By Will Robinson
September 07, 2016 at 12:00 PM EDT
Byron Cohen/FX

The People v. O.J. Simpson: American Crime Story was the big story out of Emmy nominations in July, earning an astounding 22 nods. Those who missed the cultural wave in February can latch on ahead of the Sept. 18 ceremonies now that the anthology series arrived on Blu-ray on Tuesday.

The collection will feature a bevy of interviews with cast, crew, filmmakers, and Jeffrey Toobin, author of the book that inspired the FX series, The Run of His Life: The People v. O.J. Simpson. The Blu-ray will also feature an interactive timeline of the murder of Nicole Brown Simpson and Ronald Goldman, Simpson’s trial, and his subsequent acquittal that matches events with clips from the series, which EW is exclusively debuting.

Toobin spoke to EW about the series, the case, and why it resonates nearly 21 years after the trial’s conclusion.

ENTERTAINMENT WEEKLY: How have your feelings shifted in the 20-plus years since the trial?

JEFFREY TOOBIN: I think about the case in many different ways. I think about the injustice of a guy getting away with murder. I think about the public spectacle.

What’s one aspect of the case that the show faithfully dramatized?

The lasting significance of the case is what it says about race in America. I think the show dramatized how a domestic violence homicide turned into a national, racial melodrama, which has clear echoes in Black Lives Matter and what’s going on in the world today. I think in that respect, it’s highly accurate.

Can you draw more lines to what’s going on today in race relations? What’s more relevant today than maybe it was back then?

The defense in this trial was that O.J. Simpson was the victim of conspiracy by a racist police department. We are, daily, evaluating the state of race relations in terms the relationship between African-Americans and the police. That question, even though in this one, it involves a celebrity. The others, Michael Brown and Eric Garner, are not celebrities. But the issues are very much similar.

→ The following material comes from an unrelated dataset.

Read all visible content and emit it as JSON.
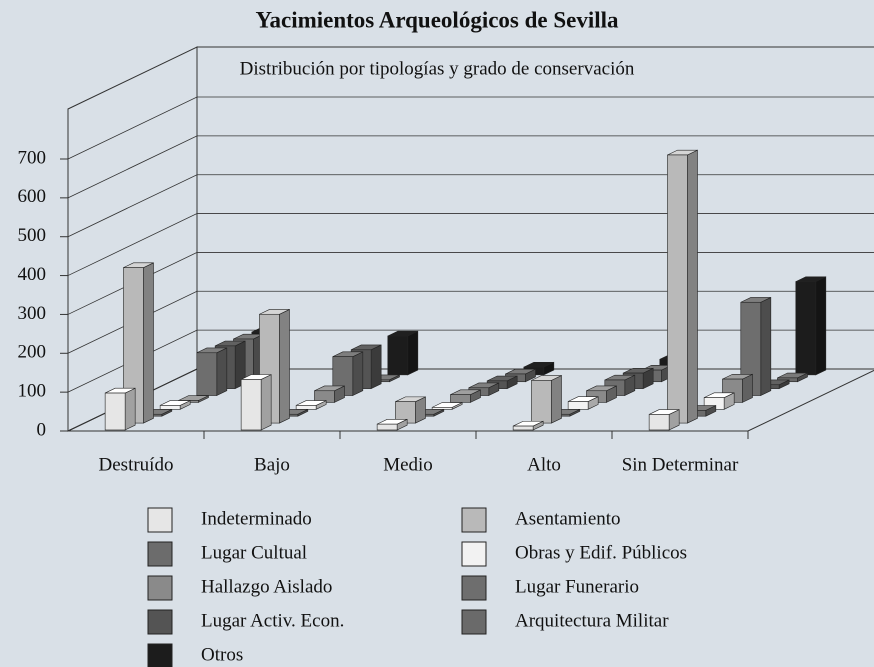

Robert Shapiro, one of Simpson’s lawyers, told you about the legal team’s “race card” defense. What was it like seeing that scene recreated for the show?

I wasn’t on the set all that often, but I happened to be on the set when those scenes were shot between Chris Conner [who played Toobin] and John Travolta [who starred as Shapiro]. It was definitely one of the more surreal moments of my life. I gave Chris one of the reporters notebooks that I carried with me at all times — and I have for decades — just so he has something, a Jeff Toobin notebook, with him as I did with my conversation with Shapiro all those years earlier. It was crazy and fun to watch it unfold. It also was highly realistic, as I remember.

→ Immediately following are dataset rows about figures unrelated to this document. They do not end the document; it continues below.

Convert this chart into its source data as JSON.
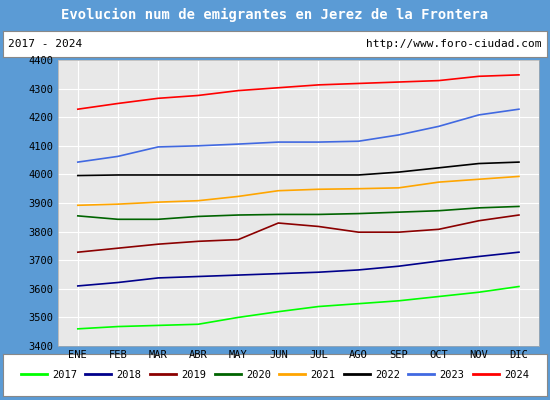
{
  "title": "Evolucion num de emigrantes en Jerez de la Frontera",
  "subtitle_left": "2017 - 2024",
  "subtitle_right": "http://www.foro-ciudad.com",
  "ylim": [
    3400,
    4400
  ],
  "yticks": [
    3400,
    3500,
    3600,
    3700,
    3800,
    3900,
    4000,
    4100,
    4200,
    4300,
    4400
  ],
  "months": [
    "ENE",
    "FEB",
    "MAR",
    "ABR",
    "MAY",
    "JUN",
    "JUL",
    "AGO",
    "SEP",
    "OCT",
    "NOV",
    "DIC"
  ],
  "series": {
    "2017": {
      "color": "#00ff00",
      "data": [
        3460,
        3468,
        3472,
        3476,
        3500,
        3520,
        3538,
        3548,
        3558,
        3573,
        3588,
        3608
      ]
    },
    "2018": {
      "color": "#00008b",
      "data": [
        3610,
        3622,
        3638,
        3643,
        3648,
        3653,
        3658,
        3666,
        3679,
        3697,
        3713,
        3728
      ]
    },
    "2019": {
      "color": "#8b0000",
      "data": [
        3728,
        3742,
        3756,
        3766,
        3772,
        3830,
        3818,
        3798,
        3798,
        3808,
        3838,
        3858
      ]
    },
    "2020": {
      "color": "#006400",
      "data": [
        3855,
        3843,
        3843,
        3853,
        3858,
        3860,
        3860,
        3863,
        3868,
        3873,
        3883,
        3888
      ]
    },
    "2021": {
      "color": "#ffa500",
      "data": [
        3892,
        3896,
        3903,
        3908,
        3923,
        3943,
        3948,
        3950,
        3953,
        3973,
        3983,
        3993
      ]
    },
    "2022": {
      "color": "#000000",
      "data": [
        3996,
        3998,
        3998,
        3998,
        3998,
        3998,
        3998,
        3998,
        4008,
        4023,
        4038,
        4043
      ]
    },
    "2023": {
      "color": "#4169e1",
      "data": [
        4043,
        4063,
        4096,
        4100,
        4106,
        4113,
        4113,
        4116,
        4138,
        4168,
        4208,
        4228
      ]
    },
    "2024": {
      "color": "#ff0000",
      "data": [
        4228,
        4248,
        4266,
        4276,
        4293,
        4303,
        4313,
        4318,
        4323,
        4328,
        4343,
        4348
      ]
    }
  },
  "title_bgcolor": "#5b9bd5",
  "title_fgcolor": "#ffffff",
  "plot_bgcolor": "#e8e8e8",
  "grid_color": "#ffffff",
  "outer_border_color": "#5b9bd5",
  "subtitle_bgcolor": "#ffffff",
  "legend_bgcolor": "#ffffff",
  "border_linewidth": 3
}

To what extent did you consult for the show?

I was involved at an early stage as they talked about how to structure it. I talked to Scott [Alexander] and Larry [Karaszewski], the main screenwriters, about how they wanted to structure the show. Then I would read each script and comment on it, recognizing that this was not a documentary, that this was a dramatization. I was not saying, “This didn’t happen, this did happen.” Everyone understood from my place is part of the story. Once the show was cast, I spoke to the actors at some length about their character, which was very interesting.

Was there one actor in particular that dug in deep to get their character right?

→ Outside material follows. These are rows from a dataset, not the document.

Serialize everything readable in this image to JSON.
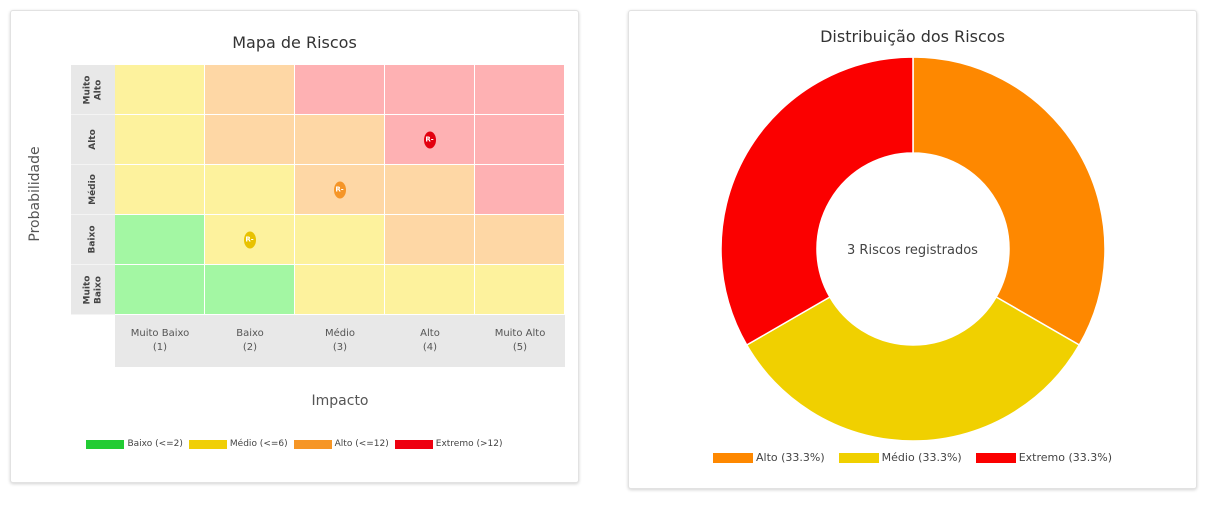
{
  "matrix": {
    "title": "Mapa de Riscos",
    "y_axis_label": "Probabilidade",
    "x_axis_label": "Impacto",
    "rows": [
      {
        "label_lines": [
          "Muito",
          "Alto"
        ],
        "cells": [
          "medium",
          "high",
          "extreme",
          "extreme",
          "extreme"
        ]
      },
      {
        "label_lines": [
          "Alto"
        ],
        "cells": [
          "medium",
          "high",
          "high",
          "extreme",
          "extreme"
        ]
      },
      {
        "label_lines": [
          "Médio"
        ],
        "cells": [
          "medium",
          "medium",
          "high",
          "high",
          "extreme"
        ]
      },
      {
        "label_lines": [
          "Baixo"
        ],
        "cells": [
          "low",
          "medium",
          "medium",
          "high",
          "high"
        ]
      },
      {
        "label_lines": [
          "Muito",
          "Baixo"
        ],
        "cells": [
          "low",
          "low",
          "medium",
          "medium",
          "medium"
        ]
      }
    ],
    "columns": [
      {
        "label": "Muito Baixo",
        "value": "(1)"
      },
      {
        "label": "Baixo",
        "value": "(2)"
      },
      {
        "label": "Médio",
        "value": "(3)"
      },
      {
        "label": "Alto",
        "value": "(4)"
      },
      {
        "label": "Muito Alto",
        "value": "(5)"
      }
    ],
    "cell_colors": {
      "low": "#a3f7a3",
      "medium": "#fdf29d",
      "high": "#fed7a5",
      "extreme": "#feb1b3"
    },
    "markers": [
      {
        "label": "R-",
        "row": 1,
        "col": 3,
        "color": "#e3000f"
      },
      {
        "label": "R-",
        "row": 2,
        "col": 2,
        "color": "#f59527"
      },
      {
        "label": "R-",
        "row": 3,
        "col": 1,
        "color": "#e8c200"
      }
    ],
    "legend": [
      {
        "label": "Baixo (<=2)",
        "color": "#22cc33"
      },
      {
        "label": "Médio (<=6)",
        "color": "#f0cf06"
      },
      {
        "label": "Alto (<=12)",
        "color": "#f69626"
      },
      {
        "label": "Extremo (>12)",
        "color": "#ee0010"
      }
    ]
  },
  "chart_data": {
    "type": "pie",
    "title": "Distribuição dos Riscos",
    "center_text": "3 Riscos registrados",
    "slices": [
      {
        "name": "Alto",
        "value": 1,
        "percent": 33.3,
        "color": "#fe8800",
        "legend_label": "Alto (33.3%)"
      },
      {
        "name": "Médio",
        "value": 1,
        "percent": 33.3,
        "color": "#f0d000",
        "legend_label": "Médio (33.3%)"
      },
      {
        "name": "Extremo",
        "value": 1,
        "percent": 33.3,
        "color": "#fb0000",
        "legend_label": "Extremo (33.3%)"
      }
    ],
    "legend_position": "bottom"
  }
}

They all had different approaches. Sarah Paulson became friends with Marcia Clark. Courtney Vance and I are college classmates, so we go way back. We had several lengthy conversations about Johnnie [Cochran]. Of course, Courtney didn’t have the option of talking to Johnnie. I talked to Nathan Lane at length about F. Lee Bailey. David Schwimmer [who played Robert Kardashian] spoke to Kris Jenner, and I also spoke to him. They all had different approaches, but it was just fascinating to me, because I have not really worked with actors much.

Most viewers would point to Paulson’s or Vance’s performance as the definitive highlight, but who else had one struck you?

Sterling Brown [who played Christopher Darden]. I have to say, I have a sentimental weakness for Sterling because he’s so much less famous than the others. I’m really hoping a star is born, a breakout for Sterling, in comparison with the others, who are really stars.

What under-the-radar jaw-dropping moment from the trial stands out to you most?

In terms of pure courtroom drama, the failed blood demonstration is hard to top. F. Lee Bailey’s cross-examination of Mark Fuhrman was certainly a dramatic high point. Barry Scheck’s incredibly skillful performance in terms of everything he did in that case. Barry has taken his fame and put it to the best use of anybody involved in the case by creating the Innocence Project.

Is there anymore on this case you can involve yourself in in the future?

Who knew that 2016 would turn into the year of O.J.? I’m certainly not going to write anymore books about it. Unfortunately, journalists have always written about the misery of others and tragedy is unfortunately a lot of what we cover. I never forget that two people lost their lives here. The enduring fascination of this case will continue to transfix people, I think. It wouldn’t be surprising if I was still talking and writing about it 20 years from now.

The entire season of The People v. O.J. Simpson: American Crime Story is out on Blu-ray now.